Last night I read a great essay by social critic Allan Carlson entitled “Wendell Berry and the Agrarian Recovery of the Human Person.” It appears in an equally great book: Figures in the Carpet: Finding the Human Person in the American Past, edited by Wilfred McClay (Eerdmans, 2007).
Carlson writes about Berry’s attempt to build an alternative culture to the liberal capitalism, individualism, competitiveness, and bourgeois sensibilities that define the world today. He wants “small economies built on productive households.” He has “rejected American nationhood, embracing instead a local patriotism celebrating his small corner of rural Kentucky.” (Berry lives on an 85 acre hillside in Kentucky where he farms and writes). He summons his readers “back to the burdens and responsibilities of wifery, husbandry, marriage, and community building.” Carlson describes his alternative culture as “anti-materialist, self-sufficient, localist, communal, familistic, and agrarian.”
Carlson writes from a conservative or traditionalist perspective. (I should add here that Berry is loved by both liberals and conservatives). He connects Berry’s ideas to the kind of “distributionism” of G.K. Chesterton and Hilaire Belloc as well as the Vanderbilt agrarians of the 1930s who wrote I’ll Take My Stand.
Carlson writes: “In one respect, Berry rejects here the idea of a universal human nature. Ties of place and memory mean that the nature of the human person will take on different characteristics in different places. To be human is to be in one of these local particular settings.” Such a rooted and place centered view of human nature leads Berry to reject the universalism of nationalism. As Berry once said about Port William, the fictional community he created in his many novels and short stories: “No more can I think of Port William and the United States in the same thought…A nation is an idea, and Port William is not.”

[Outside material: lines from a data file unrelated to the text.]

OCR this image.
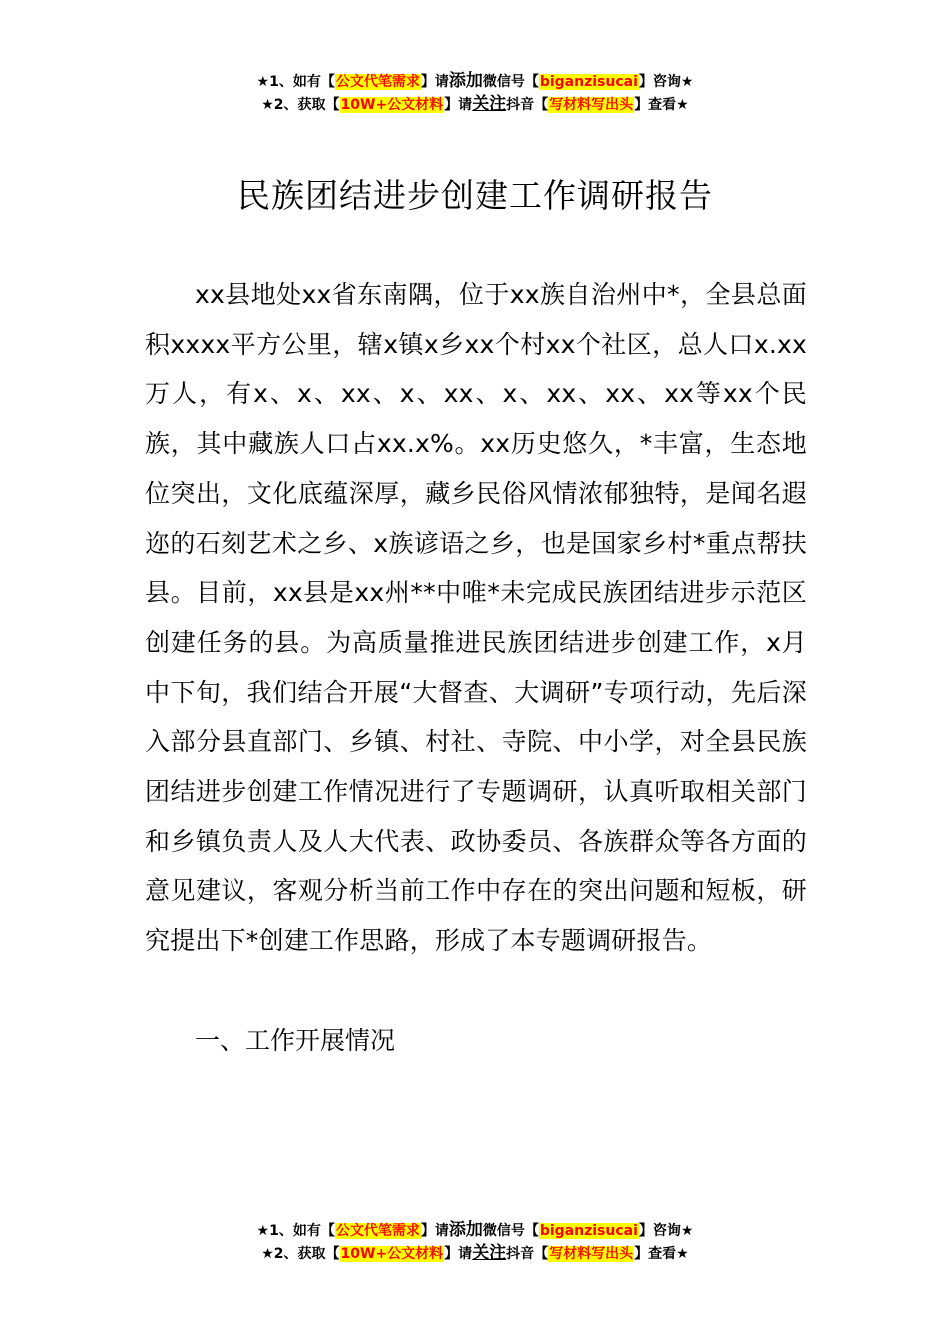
★1、如有【公文代笔需求】请添加微信号【biganzisucai】咨询★
★2、获取【10W+公文材料】请关注抖音【写材料写出头】查看★
民族团结进步创建工作调研报告

xx县地处xx省东南隅，位于xx族自治州中*，全县总面积xxxx平方公里，辖x镇x乡xx个村xx个社区，总人口x.xx万人，有x、x、xx、x、xx、x、xx、xx、xx等xx个民族，其中藏族人口占xx.x%。xx历史悠久，*丰富，生态地位突出，文化底蕴深厚，藏乡民俗风情浓郁独特，是闻名遐迩的石刻艺术之乡、x族谚语之乡，也是国家乡村*重点帮扶县。目前，xx县是xx州**中唯*未完成民族团结进步示范区创建任务的县。为高质量推进民族团结进步创建工作，x月中下旬，我们结合开展“大督查、大调研”专项行动，先后深入部分县直部门、乡镇、村社、寺院、中小学，对全县民族团结进步创建工作情况进行了专题调研，认真听取相关部门和乡镇负责人及人大代表、政协委员、各族群众等各方面的意见建议，客观分析当前工作中存在的突出问题和短板，研究提出下*创建工作思路，形成了本专题调研报告。

一、工作开展情况

★1、如有【公文代笔需求】请添加微信号【biganzisucai】咨询★
★2、获取【10W+公文材料】请关注抖音【写材料写出头】查看★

Carlson’s essay is a worth reading. He likes Berry and has spent the better of his career promoting some of his ideas about the place of the family in American life. But if you want to experience Berry without the so-called “middle man,” go pick up one of his novels or collection of essays and experience his radical ideas for yourself. I recommend starting with Jayber Crow.
I've been trying to get through *Figures in the Carpet* for about a year now. You've given me another reason to pick it up again sooner rather than later. Sadly, I've never read a piece of writing by either Berry or Carlson.

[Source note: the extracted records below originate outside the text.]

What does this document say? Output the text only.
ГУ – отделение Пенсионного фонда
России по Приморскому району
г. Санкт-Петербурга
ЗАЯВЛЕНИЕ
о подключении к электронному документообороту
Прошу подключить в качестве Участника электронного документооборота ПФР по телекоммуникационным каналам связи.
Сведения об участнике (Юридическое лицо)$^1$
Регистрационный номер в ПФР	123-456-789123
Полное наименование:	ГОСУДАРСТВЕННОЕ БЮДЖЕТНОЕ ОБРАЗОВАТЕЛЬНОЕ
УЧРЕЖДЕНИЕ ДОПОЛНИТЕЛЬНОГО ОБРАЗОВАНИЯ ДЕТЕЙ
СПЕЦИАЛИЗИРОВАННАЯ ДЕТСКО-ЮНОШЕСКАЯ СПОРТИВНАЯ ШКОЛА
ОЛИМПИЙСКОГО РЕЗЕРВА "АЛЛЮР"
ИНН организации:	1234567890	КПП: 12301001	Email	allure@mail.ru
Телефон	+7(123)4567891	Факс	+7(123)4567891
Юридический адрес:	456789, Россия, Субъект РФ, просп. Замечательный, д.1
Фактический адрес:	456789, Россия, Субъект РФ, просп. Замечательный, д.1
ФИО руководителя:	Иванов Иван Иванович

On another note, I wonder about the productivity of engaging too much in Berry's romanticism (best word?), which reminds me of all those contributors at Front Porch Republic. It's not that there's anything at all wrong with considering the good side of localism/parochialism, but is it best engaged as a a political or a-political endeavor? What I mean is this: localism seems like a positive cultural/social project, but politically it seems dangerous at times. Nesting (not surrendering) one's political autonomy in larger structures is like insurance: you can draw on it when times are bad, but you regret paying in during abundance. – TL
Tim: I tend to agree with you on this. I do not think localism will ever be a successful political project in America. Pragmatically, it simply will not fly in a nation committed to the eighteenth-century ideal of progress and upward mobility. Let's face it, Hamilton won, making Jeffersonian agrarianism a long-forgotten tradition.
Jefferson's agrarian vision for America was trampled by industrialism, and look at the mess we're in.

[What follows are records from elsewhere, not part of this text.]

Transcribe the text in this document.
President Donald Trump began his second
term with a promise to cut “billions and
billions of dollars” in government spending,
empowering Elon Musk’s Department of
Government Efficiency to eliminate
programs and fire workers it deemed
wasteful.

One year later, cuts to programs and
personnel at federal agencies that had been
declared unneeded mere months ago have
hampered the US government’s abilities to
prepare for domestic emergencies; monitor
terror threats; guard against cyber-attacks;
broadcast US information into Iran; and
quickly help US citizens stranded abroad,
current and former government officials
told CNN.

Of course, there was no stopping it. But hyper capitalism, scion of industrialism, appears to be unsustainable. Cracks are developing in the edifice.
Whatever the case, I'm persuaded that to live one's life within the agrarian paradigm is far better than blindly submitting to the industrial way.
My point being, Jeffersonian agrarianism may be a long forgotten tradition for the mainstream, but there is a remnant that, even in this modern age, sees and understands the wisdom inherent in the agrarian way of life…and deliberately pursues it to the best of their ability.
That's my opinion.
Herrick: Thanks for the comment. I was a reader of your blog. I hope you go back to writing soon!